A long put on AMZD is the long put strategy applied to AMZD (etf). The strategy is structurally bearish: A long put buys downside exposure with a fixed maximum loss equal to the premium paid; profit accrues if the underlying closes below the strike minus premium at expiration. With AMZD etf trading near $8.66, the strikes shown on this page are snapped to the nearest listed AMZD chain strike and the premiums come straight from the end-of-day bid/ask midpoint.
How are AMZD long put max profit and max loss calculated?
Max profit equals the strike minus premium times 100 (reached at zero); max loss equals the premium times 100. Breakeven is strike minus premium. For the AMZD long put priced from the end-of-day chain at a 30-day expiry (ATM IV 238.60%), the computed maximum profit is $831.50 per contract and the computed maximum loss is -$67.50 per contract. Live intraday quotes will differ as the chain moves through the trading session.
What is the breakeven for a AMZD long put?
The breakeven for the AMZD long put priced on this page is roughly $8.33 at expiration, derived from end-of-day chain premiums.
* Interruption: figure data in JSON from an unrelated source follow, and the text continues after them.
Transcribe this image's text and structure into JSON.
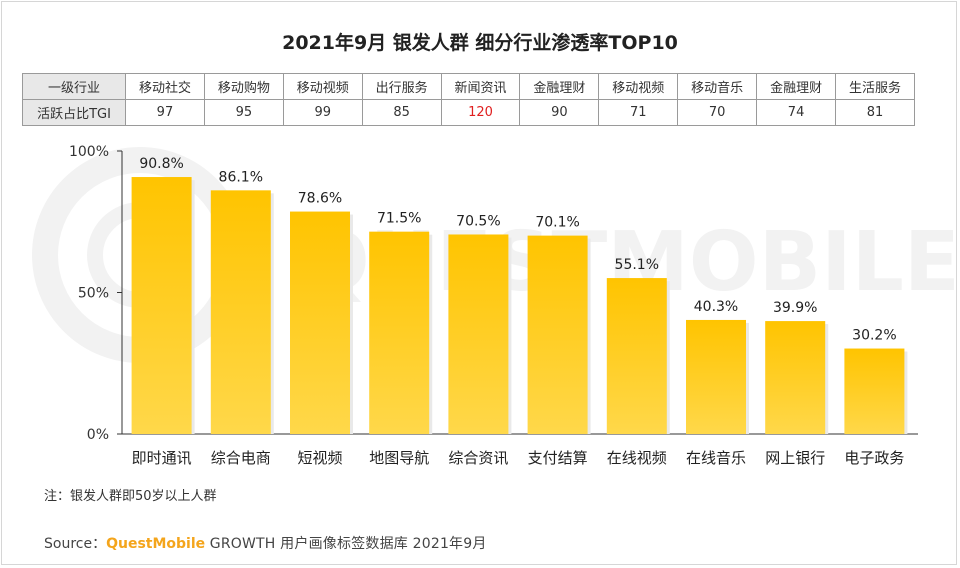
{
  "title": "2021年9月 银发人群 细分行业渗透率TOP10",
  "tgi_table": {
    "row1_label": "一级行业",
    "row2_label": "活跃占比TGI",
    "industries": [
      "移动社交",
      "移动购物",
      "移动视频",
      "出行服务",
      "新闻资讯",
      "金融理财",
      "移动视频",
      "移动音乐",
      "金融理财",
      "生活服务"
    ],
    "tgi": [
      "97",
      "95",
      "99",
      "85",
      "120",
      "90",
      "71",
      "70",
      "74",
      "81"
    ],
    "highlight_color": "#e02020"
  },
  "chart_data": {
    "type": "bar",
    "categories": [
      "即时通讯",
      "综合电商",
      "短视频",
      "地图导航",
      "综合资讯",
      "支付结算",
      "在线视频",
      "在线音乐",
      "网上银行",
      "电子政务"
    ],
    "values": [
      90.8,
      86.1,
      78.6,
      71.5,
      70.5,
      70.1,
      55.1,
      40.3,
      39.9,
      30.2
    ],
    "value_labels": [
      "90.8%",
      "86.1%",
      "78.6%",
      "71.5%",
      "70.5%",
      "70.1%",
      "55.1%",
      "40.3%",
      "39.9%",
      "30.2%"
    ],
    "ylim": [
      0,
      100
    ],
    "yticks": [
      0,
      50,
      100
    ],
    "ytick_labels": [
      "0%",
      "50%",
      "100%"
    ],
    "bar_color_top": "#ffc400",
    "bar_color_bottom": "#ffd84a",
    "grid": false,
    "watermark": "QUESTMOBILE"
  },
  "note": "注：银发人群即50岁以上人群",
  "source": {
    "prefix": "Source：",
    "brand": "QuestMobile",
    "rest": " GROWTH 用户画像标签数据库 2021年9月"
  }
}
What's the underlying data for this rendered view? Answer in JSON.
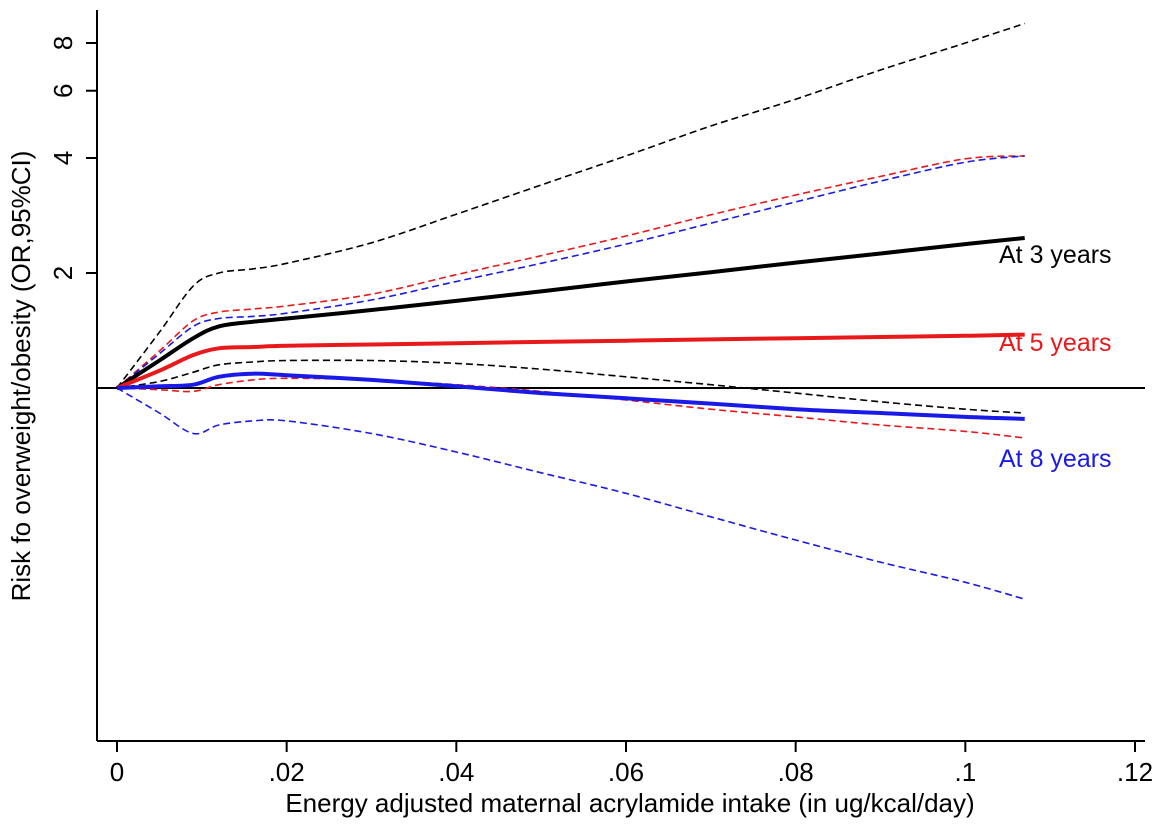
{
  "chart_data": {
    "type": "line",
    "title": "",
    "xlabel": "Energy adjusted maternal acrylamide intake (in ug/kcal/day)",
    "ylabel": "Risk fo overweight/obesity (OR,95%CI)",
    "xlim": [
      0,
      0.12
    ],
    "xticks": [
      0,
      0.02,
      0.04,
      0.06,
      0.08,
      0.1,
      0.12
    ],
    "xtick_labels": [
      "0",
      ".02",
      ".04",
      ".06",
      ".08",
      ".1",
      ".12"
    ],
    "y_scale": "log",
    "ylim": [
      0.22,
      10
    ],
    "yticks": [
      2,
      4,
      6,
      8
    ],
    "ytick_labels": [
      "2",
      "4",
      "6",
      "8"
    ],
    "reference_line": 1,
    "grid": false,
    "legend": "inline labels at right end of lines",
    "x": [
      0,
      0.005,
      0.009,
      0.012,
      0.016,
      0.02,
      0.03,
      0.04,
      0.05,
      0.06,
      0.07,
      0.08,
      0.09,
      0.1,
      0.107
    ],
    "series": [
      {
        "name": "At 3 years",
        "color": "#000000",
        "estimate": [
          1.0,
          1.18,
          1.35,
          1.45,
          1.49,
          1.52,
          1.6,
          1.69,
          1.79,
          1.9,
          2.01,
          2.13,
          2.25,
          2.38,
          2.47
        ],
        "lower": [
          1.0,
          1.04,
          1.1,
          1.15,
          1.17,
          1.18,
          1.18,
          1.16,
          1.12,
          1.07,
          1.02,
          0.97,
          0.92,
          0.88,
          0.86
        ],
        "upper": [
          1.0,
          1.4,
          1.85,
          2.0,
          2.05,
          2.12,
          2.4,
          2.85,
          3.4,
          4.05,
          4.85,
          5.7,
          6.8,
          8.0,
          9.0
        ]
      },
      {
        "name": "At 5 years",
        "color": "#e8191b",
        "estimate": [
          1.0,
          1.11,
          1.22,
          1.27,
          1.28,
          1.29,
          1.3,
          1.31,
          1.32,
          1.33,
          1.34,
          1.35,
          1.36,
          1.37,
          1.38
        ],
        "lower": [
          1.0,
          0.99,
          0.98,
          1.02,
          1.05,
          1.06,
          1.05,
          1.02,
          0.98,
          0.93,
          0.88,
          0.84,
          0.8,
          0.77,
          0.74
        ],
        "upper": [
          1.0,
          1.25,
          1.5,
          1.58,
          1.61,
          1.64,
          1.76,
          1.98,
          2.22,
          2.5,
          2.84,
          3.2,
          3.58,
          3.98,
          4.05
        ]
      },
      {
        "name": "At 8 years",
        "color": "#1a1ae6",
        "estimate": [
          1.0,
          1.01,
          1.02,
          1.07,
          1.09,
          1.08,
          1.05,
          1.01,
          0.97,
          0.94,
          0.91,
          0.88,
          0.86,
          0.84,
          0.83
        ],
        "lower": [
          1.0,
          0.86,
          0.76,
          0.8,
          0.82,
          0.82,
          0.76,
          0.68,
          0.6,
          0.53,
          0.46,
          0.4,
          0.35,
          0.31,
          0.28
        ],
        "upper": [
          1.0,
          1.23,
          1.45,
          1.52,
          1.54,
          1.57,
          1.7,
          1.9,
          2.12,
          2.38,
          2.7,
          3.07,
          3.48,
          3.9,
          4.05
        ]
      }
    ]
  }
}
Breakeven is the underlying price at which the strategy's P&L crosses zero ignoring transaction costs and assignment risk. The current AMZD market-implied 1-standard-deviation expected move is approximately 7.22%; if the move sits well outside the breakeven distance, the structure's risk-reward becomes correspondingly tighter.
When should you consider a long put on AMZD?
Long puts on AMZD hedge an existing long AMZD etf position or express a bearish view with defined risk; position sizing typically scales the put notional to the underlying AMZD exposure being hedged.
How does current AMZD implied volatility affect this long put?
AMZD ATM IV is at 238.60% with IV rank near 46.79%, which is mid-range against its 1-year history. Strategy selection depends more on directional thesis and expected move than on a strong IV signal.